Our sages teach that each component of the lulav is to remind us of a different body part through which we can serve God. (The lulav is comprised of a palm frond held together with myrtle and willow leaves.) The aravah, with leaves shaped like a mouth, can remind us of the power of speech and of prayer, and the value of telling our people’s stories.

What does this particular mouth-shaped aravah plant say to us? Would a bush from Auschwitz tell the sad stories of the millions killed only a few miles away, how smoky the nearby crematoria made the air it breathed, or what the Polish neighbors really said to each other as Jews were massacred in their midst?

Not necessarily. This plant has the strength and the need to tell us different stories. It has proven itself a sturdy plant, surviving for decades in this desolate spot nourished only by the gift of rain from God’s heavens. It has watched many seasons come and go — and many people, too. It is a willow that can do more than just weep.

So, I imagine its stories would incorporate lessons from the mitzvot of Sukkot in which it plays pivotal roles — mitzvot of reaching out and of bringing together, of repentance and of optimism.

The bush could not tell only sad tales, because we are instructed to be “ach sameach,” to be especially joyous, during Sukkot. It might weave a tale from its neighboring chasidic beit midrash that creates a tension of emotions, and of theme and place. It would challenge us to plumb the chasidic saying, “Mitzvah gedolah l’hiyot b’simchah,” that it is a great mitzvah to be in a state of joy — especially in the most adverse of conditions and even in this most terrible of places.

I would hope the bush would tell us about the person who planted it so many years ago. In my mind, it is the shammash, caretaker, of that beit midrash. (Is anyone still alive who knows this sexton’s name or whether he really existed?)

Through word pictures, the bush would help us see him take leftover willow branches, and nurse them so they would grow roots. We would accompany him as he stooped down to plant the branches in the dirt across the alley, as he would check on the bush regularly, and when necessary, water it. (Did his knees hurt when he bent over to plant the branches? Did he smile — even thank God — when he saw that some had taken firm root?)

We would learn from the story that the shammash planted the bush to assure that there would always be aravot for Sukkot and Hoshana Rabbah for those who prayed in the beit midrash; how it was both his professional obligation and livelihood to do so; and how he needed the money he would make by selling them on Hoshana Rabbah to support his family.

The simple, personalized narrative would subtly remind us that everyday mundane challenges have their own special meaning, especially when they are transformed into higher, joyous, and spiritual acts. And that a bush doesn’t have to burn to be holy. It simply has to grow.

And if the bush really told the story honestly and completely, we would hear people across the alley grumble among themselves for having to pay the shammash a few cents for the wrapped branches. The story, like life, must be real to be effective.
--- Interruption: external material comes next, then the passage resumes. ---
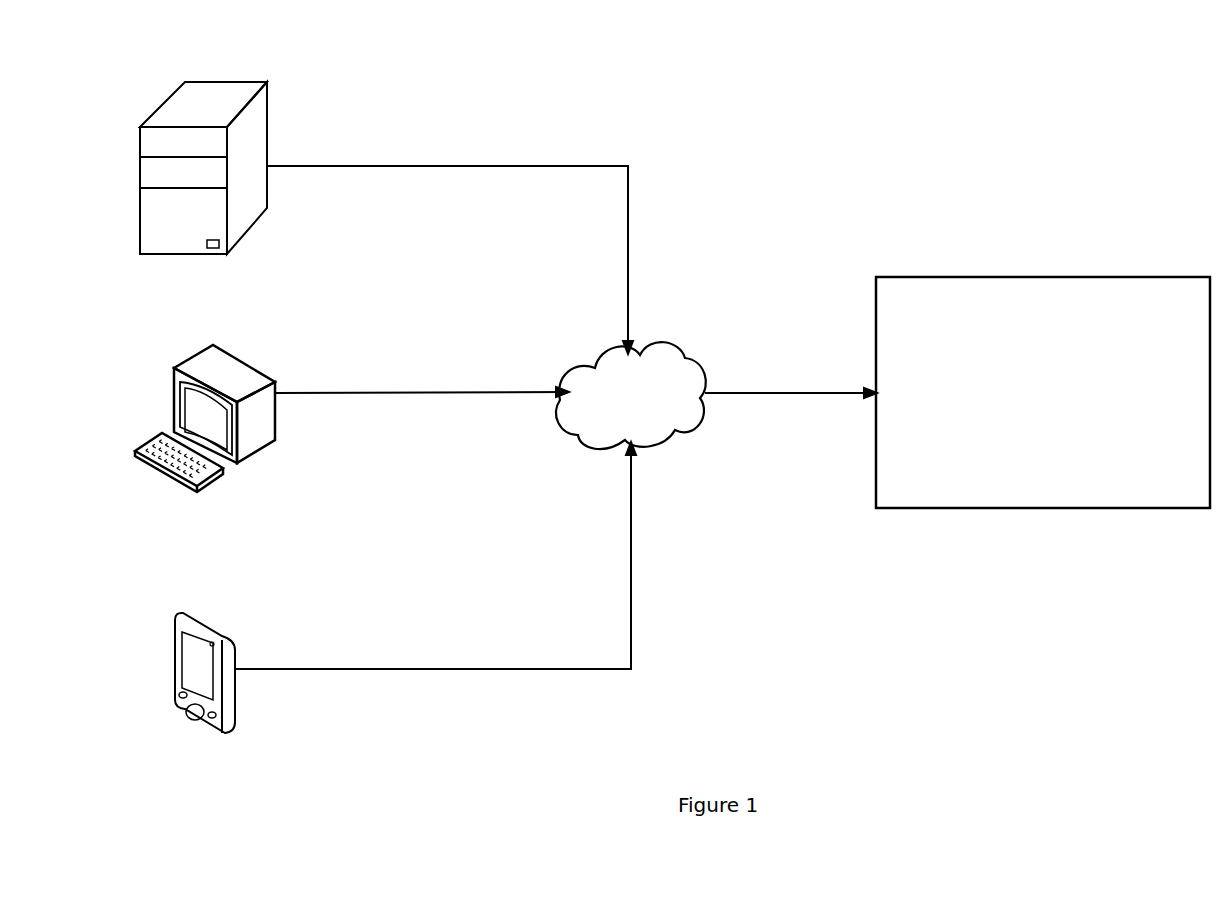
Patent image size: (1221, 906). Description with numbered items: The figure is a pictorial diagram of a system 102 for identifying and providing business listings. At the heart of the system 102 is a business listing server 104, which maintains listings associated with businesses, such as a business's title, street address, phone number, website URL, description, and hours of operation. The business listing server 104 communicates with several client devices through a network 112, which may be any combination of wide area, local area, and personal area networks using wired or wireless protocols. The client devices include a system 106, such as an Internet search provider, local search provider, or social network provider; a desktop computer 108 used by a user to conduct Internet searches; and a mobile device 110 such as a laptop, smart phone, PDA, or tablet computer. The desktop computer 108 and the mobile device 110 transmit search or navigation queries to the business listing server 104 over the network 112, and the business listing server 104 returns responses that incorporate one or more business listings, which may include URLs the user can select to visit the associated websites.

Imagining the willow’s possible story transported me back to my father’s sukkah in Miami Beach, where I would watch him, also a gabbai/shammash of a synagogue, as he would sit every year binding together wet aravot into hoshanot for the members of his shul. He took special delight in wrapping each one just right with a piece of a palm frond, and not the quick way with a rubber band. The imagined story also took me to the shul where I could again hear the grumbling voices of the shul members.

So last year on Hoshana Rabbah in New Jersey, when I thought of Auschwitz — and smiled — it was not perverse. Time seemed to have come full circle, modifying and elevating meaning. Forgotten life lessons were re-learned. Miami Beach and a different kind of Auschwitz merged to generate a different kind of simcha, but a true simcha just the same.